Its morning program is called I Can't Wait Until 10 O'Clock Tea! (十時茶まで待てない!) and is shown on weekdays. Since Asahi Shimbun is the sponsor of Japanese High School Baseball Championship (Summer Koshien), QAB started airing the tournament starting in its 1996 edition. In 2004, it added Speed!! Aim! Koshien (速报!!めざせ!甲子園), airing highlights and news of the preliminary rounds of the competition in Okinawa Prefecture. Also that year, it launched Cinema Paradiso, a monthly program with news from the cinema scene.

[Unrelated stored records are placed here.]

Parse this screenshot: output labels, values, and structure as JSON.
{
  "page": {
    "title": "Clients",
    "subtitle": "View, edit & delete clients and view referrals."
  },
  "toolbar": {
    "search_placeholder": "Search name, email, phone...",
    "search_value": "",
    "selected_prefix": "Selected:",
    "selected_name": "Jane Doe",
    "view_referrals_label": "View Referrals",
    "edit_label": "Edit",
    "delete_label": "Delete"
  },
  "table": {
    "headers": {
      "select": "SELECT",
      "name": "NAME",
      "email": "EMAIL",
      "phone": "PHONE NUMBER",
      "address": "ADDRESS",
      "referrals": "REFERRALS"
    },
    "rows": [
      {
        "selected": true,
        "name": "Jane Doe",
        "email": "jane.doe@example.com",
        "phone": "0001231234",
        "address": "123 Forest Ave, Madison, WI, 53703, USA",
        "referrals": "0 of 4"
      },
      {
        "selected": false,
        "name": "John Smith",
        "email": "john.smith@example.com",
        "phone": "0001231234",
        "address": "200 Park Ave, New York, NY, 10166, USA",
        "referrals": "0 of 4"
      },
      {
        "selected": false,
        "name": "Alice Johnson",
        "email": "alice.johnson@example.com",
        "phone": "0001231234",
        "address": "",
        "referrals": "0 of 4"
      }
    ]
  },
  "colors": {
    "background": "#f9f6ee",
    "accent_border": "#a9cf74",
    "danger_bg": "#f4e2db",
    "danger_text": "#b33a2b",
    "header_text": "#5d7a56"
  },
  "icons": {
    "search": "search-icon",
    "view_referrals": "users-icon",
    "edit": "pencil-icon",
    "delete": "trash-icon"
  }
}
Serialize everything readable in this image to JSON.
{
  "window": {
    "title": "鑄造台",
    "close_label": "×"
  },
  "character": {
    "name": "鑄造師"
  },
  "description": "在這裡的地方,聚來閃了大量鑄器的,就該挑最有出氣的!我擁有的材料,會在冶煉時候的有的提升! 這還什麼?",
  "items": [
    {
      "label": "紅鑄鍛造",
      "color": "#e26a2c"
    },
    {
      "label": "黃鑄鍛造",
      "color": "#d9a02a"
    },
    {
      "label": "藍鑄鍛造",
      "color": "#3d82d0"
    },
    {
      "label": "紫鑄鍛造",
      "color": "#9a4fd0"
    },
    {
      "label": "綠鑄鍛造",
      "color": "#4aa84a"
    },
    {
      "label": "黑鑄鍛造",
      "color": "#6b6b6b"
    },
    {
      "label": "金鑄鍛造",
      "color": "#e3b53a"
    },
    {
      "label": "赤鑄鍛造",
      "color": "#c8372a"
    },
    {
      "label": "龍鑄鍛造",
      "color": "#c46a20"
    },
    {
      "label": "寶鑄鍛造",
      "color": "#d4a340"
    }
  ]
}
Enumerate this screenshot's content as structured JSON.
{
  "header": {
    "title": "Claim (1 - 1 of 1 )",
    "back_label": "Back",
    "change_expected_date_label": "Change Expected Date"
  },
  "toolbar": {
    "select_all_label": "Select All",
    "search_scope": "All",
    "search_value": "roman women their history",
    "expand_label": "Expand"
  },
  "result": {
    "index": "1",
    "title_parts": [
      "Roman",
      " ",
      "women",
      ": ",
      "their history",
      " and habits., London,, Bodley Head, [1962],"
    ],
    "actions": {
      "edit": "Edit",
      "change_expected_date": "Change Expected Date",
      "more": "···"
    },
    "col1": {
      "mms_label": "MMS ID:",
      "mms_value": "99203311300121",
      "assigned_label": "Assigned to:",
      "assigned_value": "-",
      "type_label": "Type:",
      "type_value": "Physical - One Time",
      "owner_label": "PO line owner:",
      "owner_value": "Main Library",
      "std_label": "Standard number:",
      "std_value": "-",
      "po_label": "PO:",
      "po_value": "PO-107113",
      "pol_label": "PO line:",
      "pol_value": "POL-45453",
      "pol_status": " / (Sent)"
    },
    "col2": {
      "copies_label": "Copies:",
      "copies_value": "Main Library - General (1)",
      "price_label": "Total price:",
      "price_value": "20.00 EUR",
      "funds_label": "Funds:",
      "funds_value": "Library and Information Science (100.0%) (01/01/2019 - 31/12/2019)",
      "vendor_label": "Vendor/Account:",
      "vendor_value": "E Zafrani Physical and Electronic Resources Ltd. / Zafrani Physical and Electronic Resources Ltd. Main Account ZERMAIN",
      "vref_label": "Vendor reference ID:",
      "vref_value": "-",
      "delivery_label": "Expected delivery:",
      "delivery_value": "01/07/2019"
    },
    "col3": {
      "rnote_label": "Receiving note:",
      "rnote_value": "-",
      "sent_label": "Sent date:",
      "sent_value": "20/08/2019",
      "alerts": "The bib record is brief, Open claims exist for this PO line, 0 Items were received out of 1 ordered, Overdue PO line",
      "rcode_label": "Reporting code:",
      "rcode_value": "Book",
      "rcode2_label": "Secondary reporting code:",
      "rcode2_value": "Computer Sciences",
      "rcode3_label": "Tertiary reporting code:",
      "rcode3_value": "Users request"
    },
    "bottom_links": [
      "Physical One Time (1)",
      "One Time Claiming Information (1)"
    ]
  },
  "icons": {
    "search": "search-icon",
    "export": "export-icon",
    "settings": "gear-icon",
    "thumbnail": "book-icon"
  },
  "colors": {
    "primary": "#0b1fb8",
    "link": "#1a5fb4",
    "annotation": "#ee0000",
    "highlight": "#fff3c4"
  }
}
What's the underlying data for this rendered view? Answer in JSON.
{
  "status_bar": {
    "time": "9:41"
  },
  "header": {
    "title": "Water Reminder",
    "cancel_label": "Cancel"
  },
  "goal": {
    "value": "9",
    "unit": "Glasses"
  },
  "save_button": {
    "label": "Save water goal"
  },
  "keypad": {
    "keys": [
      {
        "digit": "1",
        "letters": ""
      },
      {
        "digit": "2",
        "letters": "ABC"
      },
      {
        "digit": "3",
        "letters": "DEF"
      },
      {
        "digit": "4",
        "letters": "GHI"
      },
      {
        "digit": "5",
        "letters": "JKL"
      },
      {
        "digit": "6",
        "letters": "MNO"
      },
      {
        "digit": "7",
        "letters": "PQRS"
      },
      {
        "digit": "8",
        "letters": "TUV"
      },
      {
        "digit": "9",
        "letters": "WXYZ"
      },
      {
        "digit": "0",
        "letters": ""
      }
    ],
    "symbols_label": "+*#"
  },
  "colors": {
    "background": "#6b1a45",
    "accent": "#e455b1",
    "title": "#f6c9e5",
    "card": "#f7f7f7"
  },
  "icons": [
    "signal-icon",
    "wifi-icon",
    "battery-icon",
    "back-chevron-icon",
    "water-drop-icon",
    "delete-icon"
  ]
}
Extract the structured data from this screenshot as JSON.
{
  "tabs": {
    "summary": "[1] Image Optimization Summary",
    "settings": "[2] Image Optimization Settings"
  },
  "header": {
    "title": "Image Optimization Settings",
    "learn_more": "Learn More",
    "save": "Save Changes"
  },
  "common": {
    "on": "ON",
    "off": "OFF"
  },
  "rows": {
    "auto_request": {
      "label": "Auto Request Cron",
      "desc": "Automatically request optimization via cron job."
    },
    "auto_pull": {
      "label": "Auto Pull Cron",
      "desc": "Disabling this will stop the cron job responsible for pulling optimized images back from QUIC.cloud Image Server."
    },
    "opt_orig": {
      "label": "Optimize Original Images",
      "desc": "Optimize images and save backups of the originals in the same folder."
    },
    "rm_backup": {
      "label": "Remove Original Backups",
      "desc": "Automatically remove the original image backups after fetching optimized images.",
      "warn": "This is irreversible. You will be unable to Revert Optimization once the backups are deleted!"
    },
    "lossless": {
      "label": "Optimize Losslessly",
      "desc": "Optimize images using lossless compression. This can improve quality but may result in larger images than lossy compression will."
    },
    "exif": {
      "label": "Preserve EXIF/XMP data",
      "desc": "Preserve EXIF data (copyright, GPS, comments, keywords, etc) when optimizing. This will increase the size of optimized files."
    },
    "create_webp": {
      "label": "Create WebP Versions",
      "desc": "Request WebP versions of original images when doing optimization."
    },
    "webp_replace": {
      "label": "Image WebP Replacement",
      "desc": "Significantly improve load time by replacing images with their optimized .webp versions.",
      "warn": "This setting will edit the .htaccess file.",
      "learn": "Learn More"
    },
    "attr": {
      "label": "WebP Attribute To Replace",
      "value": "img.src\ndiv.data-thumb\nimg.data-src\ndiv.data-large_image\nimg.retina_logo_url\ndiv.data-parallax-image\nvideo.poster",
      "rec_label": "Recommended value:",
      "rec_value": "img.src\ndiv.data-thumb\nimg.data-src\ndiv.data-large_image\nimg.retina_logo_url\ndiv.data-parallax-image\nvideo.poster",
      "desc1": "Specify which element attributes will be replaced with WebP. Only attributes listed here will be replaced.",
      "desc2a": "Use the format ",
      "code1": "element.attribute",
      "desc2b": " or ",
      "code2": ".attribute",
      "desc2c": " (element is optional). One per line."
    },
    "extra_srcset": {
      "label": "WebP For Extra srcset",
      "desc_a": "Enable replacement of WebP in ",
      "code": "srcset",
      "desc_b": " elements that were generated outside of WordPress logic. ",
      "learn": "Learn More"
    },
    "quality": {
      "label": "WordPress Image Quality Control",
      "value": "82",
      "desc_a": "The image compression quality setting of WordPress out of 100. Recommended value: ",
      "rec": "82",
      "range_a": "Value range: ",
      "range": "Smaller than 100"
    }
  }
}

QAB also produces lots of documentaries, which are seen on the national TV Asahi network as well. In 1996, its documentary series Underwater Ruins of Okinawa gave particular national attention to the Yonaguni Monument. Its documentaries have won the Telementry awards numerous times.

==Criticism==
The station aired a documentary on the effects of the arrival of the 7-Eleven chain to the prefecture, 7-Eleven Arrives to the Island: The Miracle and Expansion Challenge to Okinawa, between July 30 and September 21, 2019. On June 30, 2020, the Broadcasting Ethics & Program Improvement Organization (BPO) considered the program to be "erroneously" sponsored by Seven & I Holdings, parent company of the convenience store chain. The finding also noted that, although Seven & I did not sponsor the documentary, the message "Sponsored by Seven & I Holdings" appeared at the start and end.